Что это такое? Ужели автор смеется над нами? Ужели он нарочно испытывает наше терпение? Он просто кормит нас грязью! Так говорят, вероятно, читатели, пробежавшие предыдущие пять глав. И точно. Странным, даже нелепым покажется всякому, что женщины, из которых одна хвалится своим высокоблагородием, другая также имеет претензии на благородие, бранятся, как кухарки, кидаются снегом, даже дерутся. Но я отвечаю на это всем, что в моем рассказе все правда, кроме того, разумеется, что ложь, как и само заглавие гласит. На это, верно, скажут мне, что это-то и есть ложь. Но я опять скажу, что это правда. Чтобы доказать, что это, то есть брань, драка, и пр., и пр., могло быть и может быть, я должен объяснить читателям происхождение моих героинь.
Итак, начнем хоть с Анны Григорьевны.
Отец Анны Григорьевны был богатый мужик. Он откупился на волю, приписался в мещане и, наконец, сделался купцом третьей гильдии. С помощию десяти тысяч ассигнациями приданого он сбыл с рук свою дочку, почтеннейшую Анну Григорьевну, когда той было уже двадцать два года. Он сдал ее на руки или, лучше, навязал на шею некоему мелкому чиновнику Антону Еремеевичу, г-ну Корридорину. Антон Еремеевич вскоре познал все свое несчастие и, как уже не имея возможности по слабости голоса или по слабости характера перекричать жену свою, решился наконец не вмешиваться в дела ее, следствием чего было вскоре и совершенное покорение его под иго жены. Они обзавелись детьми, но трое из них умерли. Осталась одна Марья Антоновна, и на воспитание ее было обращено большое внимание. Она училась всему, знание чего требуется в свете, тем более что Анна Григорьевна предположила уже с давнего времени выдать ео за генерала. После восемнадцатилетнего сожительства добрый Антон Еремеевич волею божиею помре, оставив дражайшей супруге своей чин коллежской асессорши и, следовательно, право покупать крестьян. Тогда еще дворянство давалось коллежской асессорше. Действительно, Анна Григорьевна вскоре после смерти мужа купила двести душ крестьян, о чем было немало толков во всем городе. Теперь Анна Григорьевна уже четыре года вдовела, ей было сорок четыре года, а Марье Антоновне семнадцать лет. Теперь, кажется, понятно, каким образом могла Анна Григорьевна, несмотря на свое высокоблагородие, иметь такие мужичьи ухватки. Она была мужицкого рода и, привыкши в молодости к деревенским обыкновениям, не могла уже в зрелых летах переменить своего характера и грубых ухваток… Однако же к чести нашего уездного дворянства надобно сказать, что у нас очень немногие знали генеалогию Анны Григорьевны.
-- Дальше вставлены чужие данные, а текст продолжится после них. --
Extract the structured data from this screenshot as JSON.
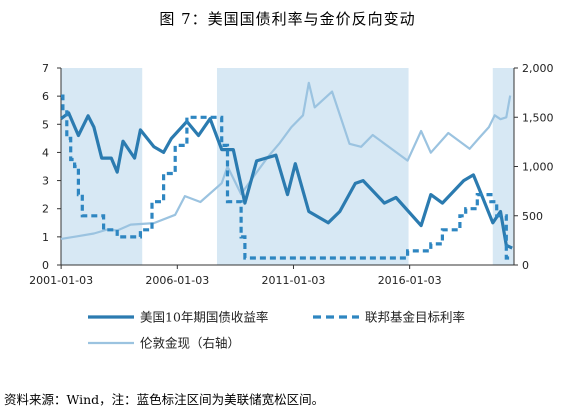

Теперь посмотрим на происхождение кумушки Варвары Андреевны. История ее еще проще. Она также была крестьянкой и вышла замуж за крестьянина. Через год после женитьбы его отдали в солдаты. Лет через пятнадцать он воротился с четырьмя ранами и чином подпоручика. Пожив несколько лет, он помер, оставив жене своей порядочное состояние… Да — позабыл сказать — в продолжение пятнадцати лет, в то время как муж был в армии, Варвара Андреевна постоянно жила в кухарках.
После такого объяснения, я думаю, можно простить нашим кумушкам некоторые неприличные их выходки. Что же касается меня, то я ни за что не выкину этих выходок. Зачем? Если вам не нравится, так пропустите. А между тем это может свидетельствовать: 1) о силе характера выбранных нами лиц, 2) об ангельской чистоте Машеньки, которая при таких приемах сохранила, как и после увидим, всю невинность своего сердца, все благородство своего обхождения.
Но откуда явился в уездном городе этот молодой офицер, служащий в гусарах, залитой в золото, ездящий на таких прекрасных лошадях
Как ни был Дмитрий Сергеевич очарован Марьей Антоновной, но это обидное предложение, и притом сделанное так некстати, сильно рассердило его. Тут даже звание матери Марьи Антоновны не спасло Анну Григорьевну от гнева вспыльчивого поручика.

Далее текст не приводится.